The above description is meant to be exemplary only, and one skilled in the art will recognize that changes may be made to the embodiments described without departing from the scope of the invention disclosed. For example, the present invention may be applied to any gas turbine engine, and is particularly suitable for airborne gas turbine applications. The means by which flange 30 is mounted to cap 40 may be different than that described. For example legs 36 may be replaced or supplemented with a continuous or discontinuous flange or lip, and/or may extend from flange 30, cap 40 or both. The mode of anti-rotation may be any desirable. Though brazing is preferably, other bonding methods which would allow the pieces to be fixed from the outside of the combustor may be used.
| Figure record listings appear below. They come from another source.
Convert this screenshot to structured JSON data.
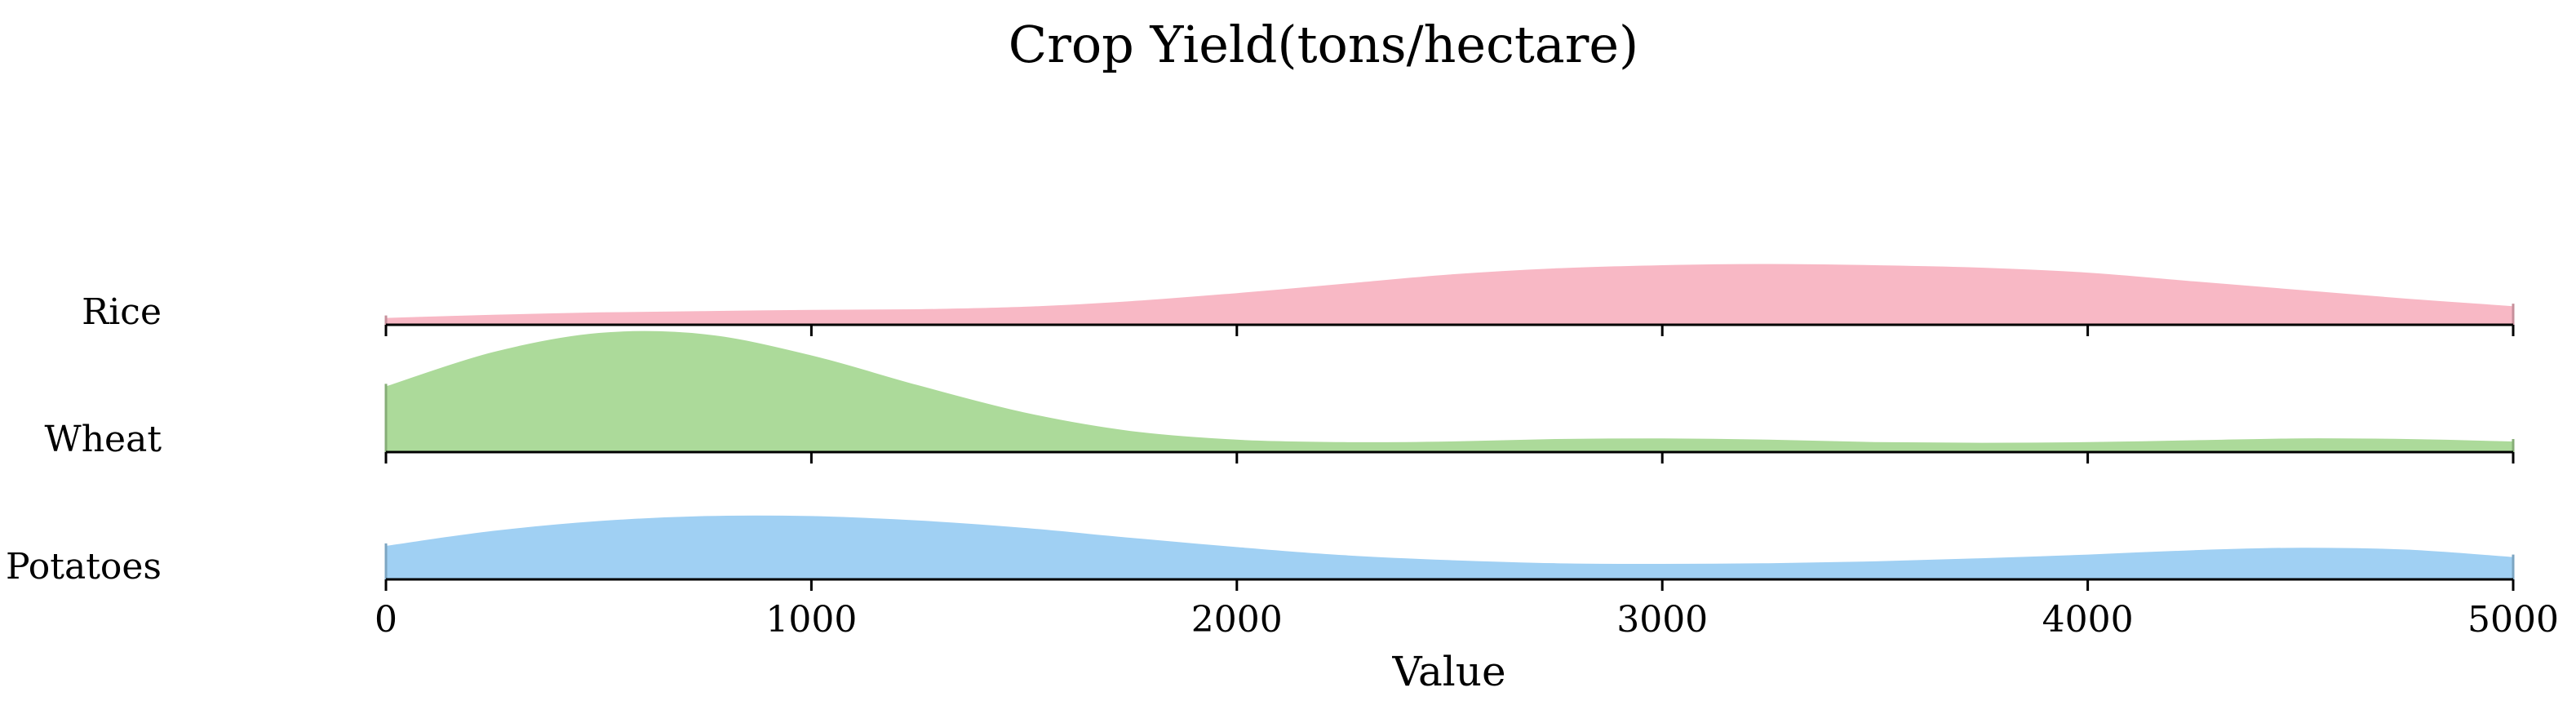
{
  "chart_data": {
    "type": "area",
    "subtype": "ridgeline",
    "title": "Crop Yield(tons/hectare)",
    "xlabel": "Value",
    "ylabel": "",
    "xlim": [
      0,
      5000
    ],
    "xticks": [
      0,
      1000,
      2000,
      3000,
      4000,
      5000
    ],
    "x": [
      0,
      250,
      500,
      750,
      1000,
      1250,
      1500,
      1750,
      2000,
      2250,
      2500,
      2750,
      3000,
      3250,
      3500,
      3750,
      4000,
      4250,
      4500,
      4750,
      5000
    ],
    "series": [
      {
        "name": "Rice",
        "color": "#f8b4c2",
        "values": [
          0.15,
          0.2,
          0.24,
          0.26,
          0.28,
          0.29,
          0.33,
          0.42,
          0.55,
          0.7,
          0.85,
          0.95,
          1.0,
          1.02,
          1.0,
          0.96,
          0.88,
          0.74,
          0.6,
          0.46,
          0.34
        ]
      },
      {
        "name": "Wheat",
        "color": "#a8d895",
        "values": [
          1.1,
          1.65,
          1.96,
          1.94,
          1.6,
          1.12,
          0.68,
          0.38,
          0.24,
          0.2,
          0.21,
          0.25,
          0.26,
          0.24,
          0.2,
          0.19,
          0.2,
          0.23,
          0.26,
          0.25,
          0.21
        ]
      },
      {
        "name": "Potatoes",
        "color": "#9bcef2",
        "values": [
          0.58,
          0.82,
          0.98,
          1.06,
          1.06,
          0.99,
          0.87,
          0.71,
          0.56,
          0.43,
          0.35,
          0.3,
          0.29,
          0.3,
          0.33,
          0.38,
          0.44,
          0.51,
          0.55,
          0.52,
          0.4
        ]
      }
    ],
    "legend": "none",
    "grid": false
  }
}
Other modifications which fall within the scope of the present invention will be apparent to those skilled in the art, in light of a review of this disclosure, and such modifications are intended to fall within the equivalents accorded to the appended claims.

Claims

1. A floating collar and combustor arrangement for receiving a fuel nozzle, comprising: a combustor having an opening defined in a dome thereof for receiving the fuel nozzle, the combustor having an inner surface and an outer surface; a mounting arrangement comprising a mounting flange circumscribing the opening, the mounting flange being fixedly bonded from outside of the combustor to the outer surface thereof, and a cap spaced-apart in an axial direction relative to the combustor from the mounting flange, the cap fixed to the mounting flange; a floating collar slidably trapped between the mounting flange and the cap such that relative axial movement is substantially restrained but relative radial movement is permitted, the floating collar having a central aperture substantially aligned with the opening in the dome and adapted for receiving the fuel nozzle; and a thermal barrier applied to the inner surface of the combustor all the way to an edge of the opening in the dome.

2. The assembly of claim 1 wherein-the mounting flange is brazed from a radially outer side thereof opposite the opening of the combustor such that the braze is not exposed to hot combustor temperatures.
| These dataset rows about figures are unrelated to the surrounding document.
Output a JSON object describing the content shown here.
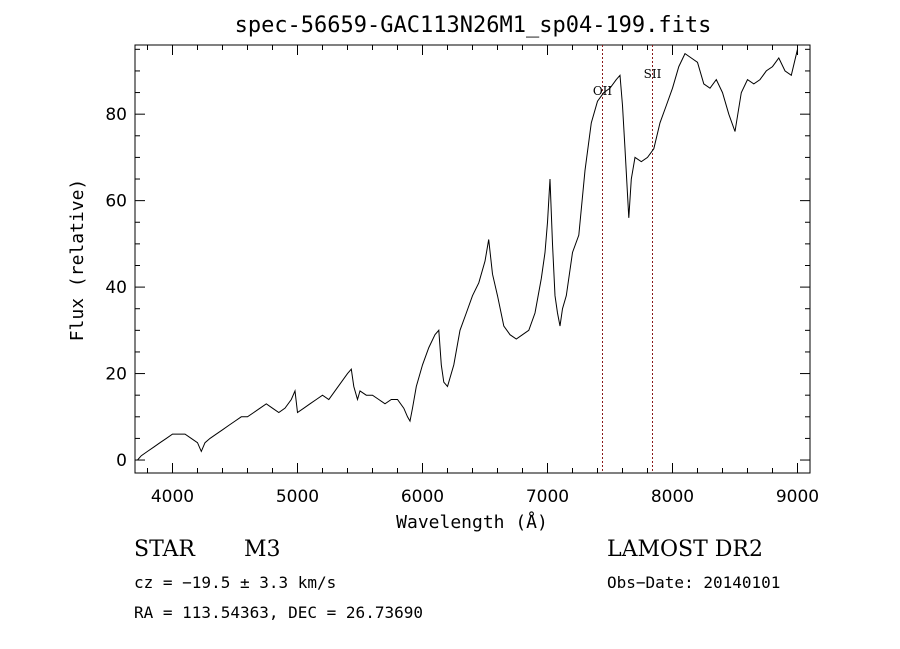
{
  "chart_data": {
    "type": "line",
    "title": "spec-56659-GAC113N26M1_sp04-199.fits",
    "xlabel": "Wavelength (Å)",
    "ylabel": "Flux (relative)",
    "xlim": [
      3700,
      9100
    ],
    "ylim": [
      -3,
      96
    ],
    "xticks": [
      4000,
      5000,
      6000,
      7000,
      8000,
      9000
    ],
    "yticks": [
      0,
      20,
      40,
      60,
      80
    ],
    "grid": false,
    "line_color": "#000000",
    "marker_color": "#8b1a1a",
    "lines": [
      {
        "label": "OII",
        "x": 7440
      },
      {
        "label": "SII",
        "x": 7840
      }
    ],
    "series": [
      {
        "x": [
          3720,
          3750,
          3800,
          3850,
          3900,
          3950,
          4000,
          4050,
          4100,
          4150,
          4200,
          4230,
          4260,
          4300,
          4350,
          4400,
          4450,
          4500,
          4550,
          4600,
          4650,
          4700,
          4750,
          4800,
          4850,
          4900,
          4950,
          4980,
          5000,
          5050,
          5100,
          5150,
          5200,
          5250,
          5300,
          5350,
          5400,
          5430,
          5450,
          5480,
          5500,
          5550,
          5600,
          5650,
          5700,
          5750,
          5800,
          5850,
          5880,
          5900,
          5920,
          5950,
          6000,
          6050,
          6100,
          6130,
          6150,
          6170,
          6200,
          6250,
          6300,
          6350,
          6400,
          6450,
          6500,
          6530,
          6560,
          6600,
          6650,
          6700,
          6750,
          6800,
          6850,
          6900,
          6950,
          6980,
          7000,
          7020,
          7040,
          7060,
          7080,
          7100,
          7120,
          7150,
          7200,
          7250,
          7300,
          7350,
          7400,
          7450,
          7500,
          7550,
          7580,
          7600,
          7620,
          7650,
          7670,
          7700,
          7750,
          7800,
          7850,
          7900,
          7950,
          8000,
          8050,
          8100,
          8150,
          8200,
          8250,
          8300,
          8350,
          8400,
          8450,
          8500,
          8550,
          8600,
          8650,
          8700,
          8750,
          8800,
          8850,
          8900,
          8950,
          9000
        ],
        "y": [
          0,
          1,
          2,
          3,
          4,
          5,
          6,
          6,
          6,
          5,
          4,
          2,
          4,
          5,
          6,
          7,
          8,
          9,
          10,
          10,
          11,
          12,
          13,
          12,
          11,
          12,
          14,
          16,
          11,
          12,
          13,
          14,
          15,
          14,
          16,
          18,
          20,
          21,
          17,
          14,
          16,
          15,
          15,
          14,
          13,
          14,
          14,
          12,
          10,
          9,
          12,
          17,
          22,
          26,
          29,
          30,
          22,
          18,
          17,
          22,
          30,
          34,
          38,
          41,
          46,
          51,
          43,
          38,
          31,
          29,
          28,
          29,
          30,
          34,
          42,
          48,
          55,
          65,
          50,
          38,
          34,
          31,
          35,
          38,
          48,
          52,
          67,
          78,
          83,
          85,
          86,
          88,
          89,
          82,
          72,
          56,
          65,
          70,
          69,
          70,
          72,
          78,
          82,
          86,
          91,
          94,
          93,
          92,
          87,
          86,
          88,
          85,
          80,
          76,
          85,
          88,
          87,
          88,
          90,
          91,
          93,
          90,
          89,
          95
        ]
      }
    ]
  },
  "info": {
    "obj_class": "STAR",
    "obj_subclass": "M3",
    "survey": "LAMOST DR2",
    "cz": "cz = −19.5 ± 3.3 km/s",
    "obs_date": "Obs−Date: 20140101",
    "radec": "RA = 113.54363, DEC =  26.73690"
  }
}
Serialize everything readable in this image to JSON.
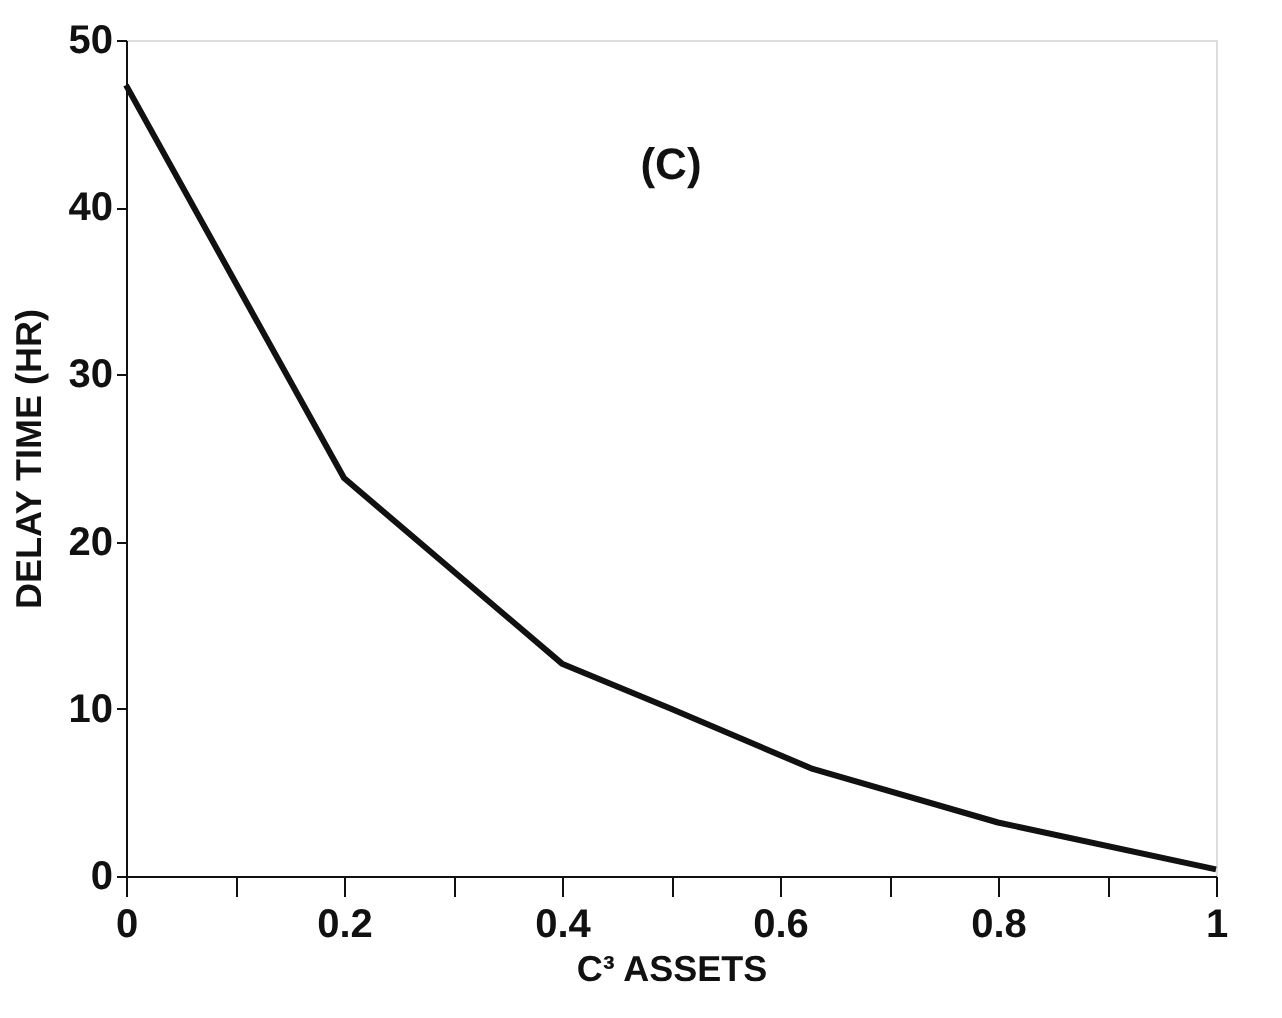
{
  "chart_data": {
    "type": "line",
    "xlabel": "C³ ASSETS",
    "ylabel": "DELAY TIME (HR)",
    "annotations": [
      "(C)"
    ],
    "x": [
      0,
      0.2,
      0.4,
      0.5,
      0.63,
      0.8,
      1
    ],
    "series": [
      {
        "color": "#111111",
        "values": [
          47.3,
          23.8,
          12.7,
          10,
          6.4,
          3.2,
          0.4
        ]
      }
    ],
    "xlim": [
      0,
      1
    ],
    "ylim": [
      0,
      50
    ],
    "xticks": [
      0,
      {
        "value": 0.1,
        "label": null
      },
      0.2,
      {
        "value": 0.3,
        "label": null
      },
      0.4,
      {
        "value": 0.5,
        "label": null
      },
      0.6,
      {
        "value": 0.7,
        "label": null
      },
      0.8,
      {
        "value": 0.9,
        "label": null
      },
      1
    ],
    "yticks": [
      0,
      10,
      20,
      30,
      40,
      50
    ],
    "grid": false,
    "marker": "none",
    "line_style": "solid"
  }
}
3. The assembly of claim 1 wherein the thermal barrier is a thermal barrier coating covering the inner surface of the dome until the edge of the opening.
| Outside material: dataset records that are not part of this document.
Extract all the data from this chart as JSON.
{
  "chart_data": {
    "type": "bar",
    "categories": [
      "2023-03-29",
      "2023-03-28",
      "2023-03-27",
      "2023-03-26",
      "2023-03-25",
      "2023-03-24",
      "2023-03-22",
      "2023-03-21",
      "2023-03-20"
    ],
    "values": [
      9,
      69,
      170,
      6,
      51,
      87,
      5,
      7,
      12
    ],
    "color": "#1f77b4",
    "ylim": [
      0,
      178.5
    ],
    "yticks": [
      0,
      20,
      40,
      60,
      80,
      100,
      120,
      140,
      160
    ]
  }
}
4. The assembly of claim 1, wherein the cap is brazed to the mounting flange outwardly of the combustor.

5. A method of mounting a floating collar assembly to a combustor of gas turbine engine, the method comprising: fixedly bonding the floating collar assembly from outside of the combustor to an outer surface of the combustor such that a central opening of the floating collar assembly be substantially aligned with an opening of the combustor for receiving a fuel nozzle.

6. The method as defined in claim 5, comprising brazing the floating collar assembly to the outer surface of the combustor from a radially outer side of the floating collar assembly opposite the opening of the combustor such that the braze be protected from the hot combustor temperatures.

7. The method as defined in claim 5, wherein the floating collar assembly comprises a mounting flange, a cap, and a floating collar, the mounting flange, cap and floating collar each having a central aperture alignable with the opening in the combustor; and wherein the method comprises fixing the mounting flange to the outer surface of the combustor about the opening, inserting the floating collar into the mounting flange; and fixing the cap to the mounting flange to thereby slidingly trap the floating collar between the cap and the mounting flange.

8. The method of claim 7 wherein fixing the mounting flange to the combustor comprises brazing at the outer surface of the combustor.

9. The method of claim 7 further comprising applying a coating of thermal barrier to an inner surface of the combustor up to an edge of the opening.